This monograph applies the relative optimization approach to time
nonhomogeneous continuous-time and continuous-state dynamic systems. The
approach is intuitively clear and does not require deep knowledge of the
mathematics of partial differential equations. The topics covered have
the following distinguishing features: long-run average with no
under-selectivity, non-smooth value functions with no viscosity
solutions, diffusion processes with degenerate points, multi-class
optimization with state classification, and optimization with no dynamic
programming.
The book begins with an introduction to relative optimization, including
a comparison with the traditional approach of dynamic programming. The
text then studies the Markov process, focusing on infinite-horizon
optimization problems, and moves on to discuss optimal control of
diffusion processes with semi-smooth value functions and degenerate
points, and optimization of multi-dimensional diffusion processes.

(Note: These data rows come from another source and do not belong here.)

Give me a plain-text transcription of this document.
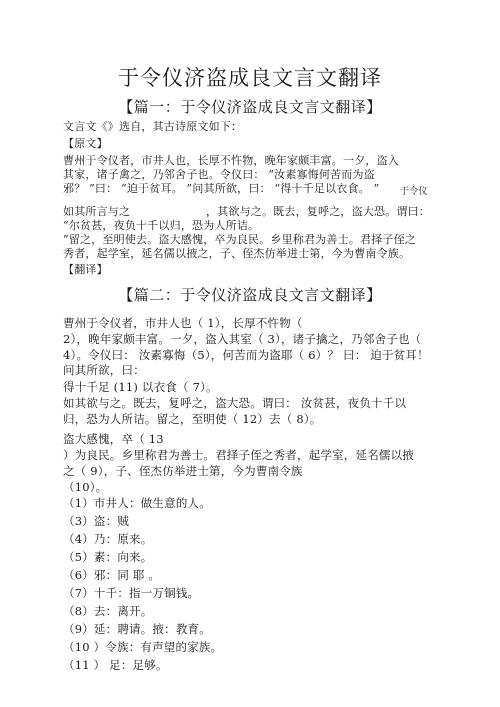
于令仪济盗成良文言文翻译
【篇一：于令仪济盗成良文言文翻译】
文言文《》选自，其古诗原文如下：
【原文】
曹州于令仪者，市井人也，长厚不忤物，晚年家颇丰富。一夕，盗入
其家，诸子禽之，乃邻舍子也。令仪曰： “汝素寡悔何苦而为盗
邪？ ”曰： “迫于贫耳。 ”问其所欲，曰： “得十千足以衣食。 ” 于令仪
如其所言与之	，其欲与之。既去，复呼之，盗大恐。谓曰：
“尔贫甚，夜负十千以归，恐为人所诘。
”留之，至明使去。盗大感愧，卒为良民。乡里称君为善士。君择子侄之
秀者，起学室，延名儒以掖之，子、侄杰仿举进士第，今为曹南令族。
【翻译】
【篇二：于令仪济盗成良文言文翻译】
曹州于令仪者，市井人也（ 1），长厚不忤物（
2），晚年家颇丰富。一夕，盗入其室（ 3），诸子擒之，乃邻舍子也（
4）。令仪曰： 汝素寡悔（5），何苦而为盗耶（ 6）？ 曰： 迫于贫耳！
问其所欲，曰：
得十千足 (11) 以衣食（ 7）。
如其欲与之。既去，复呼之，盗大恐。谓曰： 汝贫甚，夜负十千以
归，恐为人所诘。留之，至明使（ 12）去（ 8）。
盗大感愧，卒（ 13
）为良民。乡里称君为善士。君择子侄之秀者，起学室，延名儒以掖
之（ 9），子、侄杰仿举进士第，今为曹南令族
（10）。
（1）市井人：做生意的人。
（3）盗：贼
（4）乃：原来。
（5）素：向来。
（6）邪：同 耶 。
（7）十千：指一万铜钱。
（8）去：离开。
（9）延：聘请。掖：教育。
（10 ）令族：有声望的家族。
（11 ） 足：足够。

The
book concludes with a brief overview of performance derivative-based
optimization.
Among the more important novel considerations presented are:
- the extension of the Hamilton-Jacobi-Bellman optimality condition from
smooth to semi-smooth value functions by derivation of explicit
optimality conditions at semi-smooth points and application of this
result to degenerate and reflected processes;
- proof of semi-smoothness of the value function at degenerate points;
- attention to the under-selectivity issue for the long-run average and
bias optimality;
- discussion of state classification for time nonhomogeneous continuous
processes and multi-class optimization; and
- development of the multi-dimensional Tanaka formula for semi-smooth
functions and application of this formula to stochastic control of
multi-dimensional systems with degenerate points.
The book will be of interest to researchers and students in the field of
stochastic control and performance optimization alike.